Mittwoch, 11. November 2009

Werbung: Genügt es Aufregung zu erzeugen?

Marcus Knill

Wir hatten am letzten Wochenende mit Behinderten zu arbeiten. Das jüngste Plakat mit den provozierenden Aussagen war bereits am ersten Tag ein Diskussionsthema. Es zeigte sich, dass die Behinderten dieser Schockkampagne nichts Gutes abgewinnen konnten. Die Wenigsten wussten, dass der Spruch “Behinderte liegen uns nur auf der Tasche” aufgelöst wurde und in einem zweiten Schritt unter dem Satz: BEHINDERTE LIEGEN UNS AUF DER TASCHE der Nachsatz angefügt wurde: “WENN WIR DIESE FAEHIGKEIT NICHT NUTZEN!” Dieser Nachtrag war jedoch kleiner dafür in deutlichem Rot gedruckt.
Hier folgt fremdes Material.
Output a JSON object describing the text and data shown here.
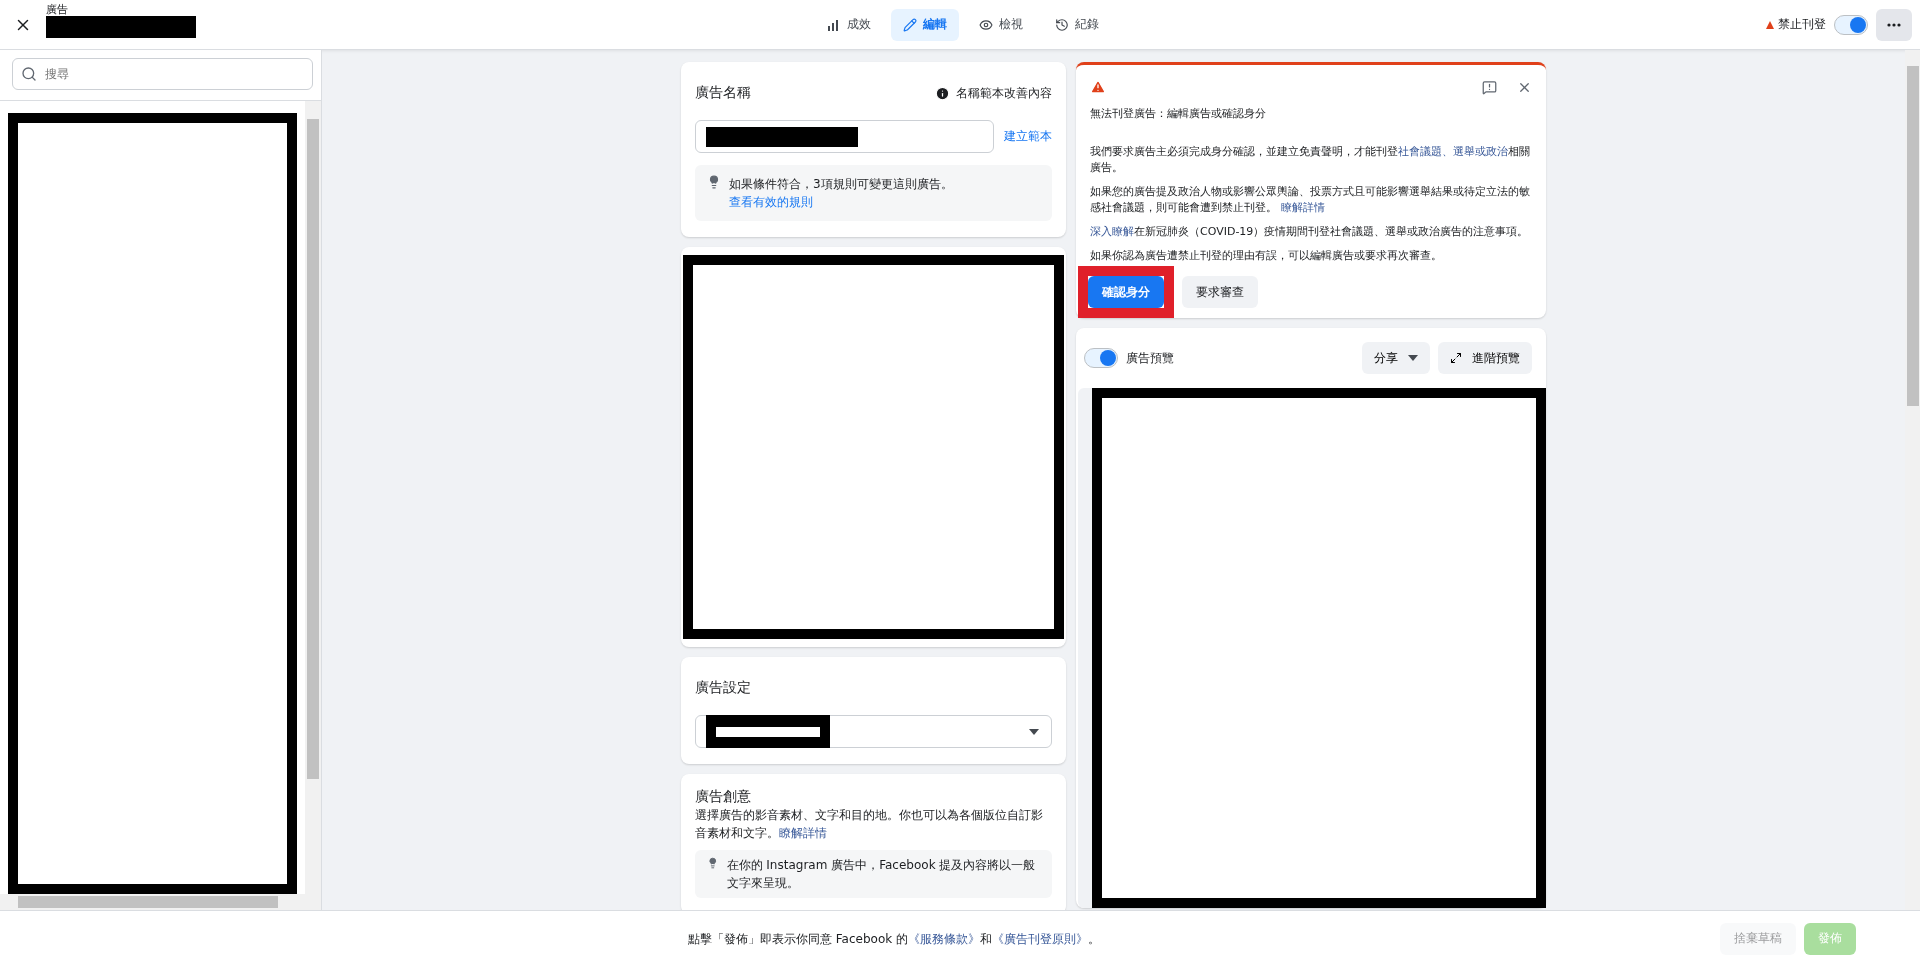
{
  "header": {
    "title": "廣告",
    "tabs": [
      {
        "label": "成效",
        "kind": "chart",
        "selected": false
      },
      {
        "label": "編輯",
        "kind": "pencil",
        "selected": true
      },
      {
        "label": "檢視",
        "kind": "eye",
        "selected": false
      },
      {
        "label": "紀錄",
        "kind": "history",
        "selected": false
      }
    ],
    "status": "禁止刊登",
    "toggle_on": true
  },
  "sidebar": {
    "search_placeholder": "搜尋"
  },
  "name_card": {
    "title": "廣告名稱",
    "info_link": "名稱範本改善內容",
    "template_link": "建立範本",
    "tip": "如果條件符合，3項規則可變更這則廣告。",
    "tip_link": "查看有效的規則"
  },
  "settings_card": {
    "title": "廣告設定"
  },
  "creative_card": {
    "title": "廣告創意",
    "description": [
      {
        "text": "選擇廣告的影音素材、文字和目的地。你也可以為各個版位自訂影音素材和文字。",
        "link": false
      },
      {
        "text": "瞭解詳情",
        "link": true
      }
    ],
    "tip": "在你的 Instagram 廣告中，Facebook 提及內容將以一般文字來呈現。"
  },
  "notice": {
    "title": "無法刊登廣告：編輯廣告或確認身分",
    "paragraphs": [
      [
        {
          "text": "我們要求廣告主必須完成身分確認，並建立免責聲明，才能刊登",
          "link": false
        },
        {
          "text": "社會議題、選舉或政治",
          "link": true
        },
        {
          "text": "相關廣告。",
          "link": false
        }
      ],
      [
        {
          "text": "如果您的廣告提及政治人物或影響公眾輿論、投票方式且可能影響選舉結果或待定立法的敏感社會議題，則可能會遭到禁止刊登。 ",
          "link": false
        },
        {
          "text": "瞭解詳情",
          "link": true
        }
      ],
      [
        {
          "text": "深入瞭解",
          "link": true
        },
        {
          "text": "在新冠肺炎（COVID-19）疫情期間刊登社會議題、選舉或政治廣告的注意事項。",
          "link": false
        }
      ],
      [
        {
          "text": "如果你認為廣告遭禁止刊登的理由有誤，可以編輯廣告或要求再次審查。",
          "link": false
        }
      ]
    ],
    "buttons": [
      {
        "label": "確認身分",
        "kind": "primary",
        "highlighted": true
      },
      {
        "label": "要求審查",
        "kind": "secondary",
        "highlighted": false
      }
    ]
  },
  "preview": {
    "label": "廣告預覽",
    "on": true,
    "share": "分享",
    "advanced": "進階預覽"
  },
  "footer": {
    "text": [
      {
        "text": "點擊「發佈」即表示你同意 Facebook 的",
        "link": false
      },
      {
        "text": "《服務條款》",
        "link": true
      },
      {
        "text": "和",
        "link": false
      },
      {
        "text": "《廣告刊登原則》",
        "link": true
      },
      {
        "text": "。",
        "link": false
      }
    ],
    "buttons": [
      {
        "label": "捨棄草稿",
        "kind": "secondary",
        "disabled": true
      },
      {
        "label": "發佈",
        "kind": "publish",
        "disabled": true
      }
    ]
  }
}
Die heftig geführte Diskussion der Behinderten machte mir bewusst, dass es bei dieser Plakataktion ums VERSTEHEN und MISSVERSTEHEN geht. Die Macher der mehrjährigen Kampagnen sahen in ihrer Aktion einen guten Beitrag FUER die Behinderten. Die Plakate weckten tatsächlich Aufmerksamkeit und man redete darüber. Die Behinderten selbst, die von der gestaffelten Aktion keine Ahnung hatten, ärgerten sich jedoch grün und blau. Eine Organisation hatte sogar in den Plakate Anzeichen übler Nachrede und Verleumdung erkannt und klagte die Auftraggeber ein.

Gute Werbung kann mehr als nur Aufmerksamkeit zu wecken __________________________________________

Ich frage mich, ob mit dem Erzeugen von Aufregung den Behinderten das Ziel dieser Kampagnen bereits erfüllt ist? Es darf bezweifelt werden, dass die teure Aktion (sie kostete immerhin 6 Millionen) dazu führt, dass Behinderte vermehrt integriert werden. Etwas hatten die Werber sicher nicht berücksichtigt: Die selektive Wahrnehmung der Menschen. Leser und Macher dürfen in der Webung nicht aneinander vorbei reden. In wissenschaftlichen Untersuchung über die Wahrnehmung von Plakataussagen hat sich eindeutig gezeigt, das vor allem DAS nachhaltig wirkt, das DIE EIGENE MEINUNG STUETZT. Gegenteilige Meinungen wird in der Regel ausgeblendet.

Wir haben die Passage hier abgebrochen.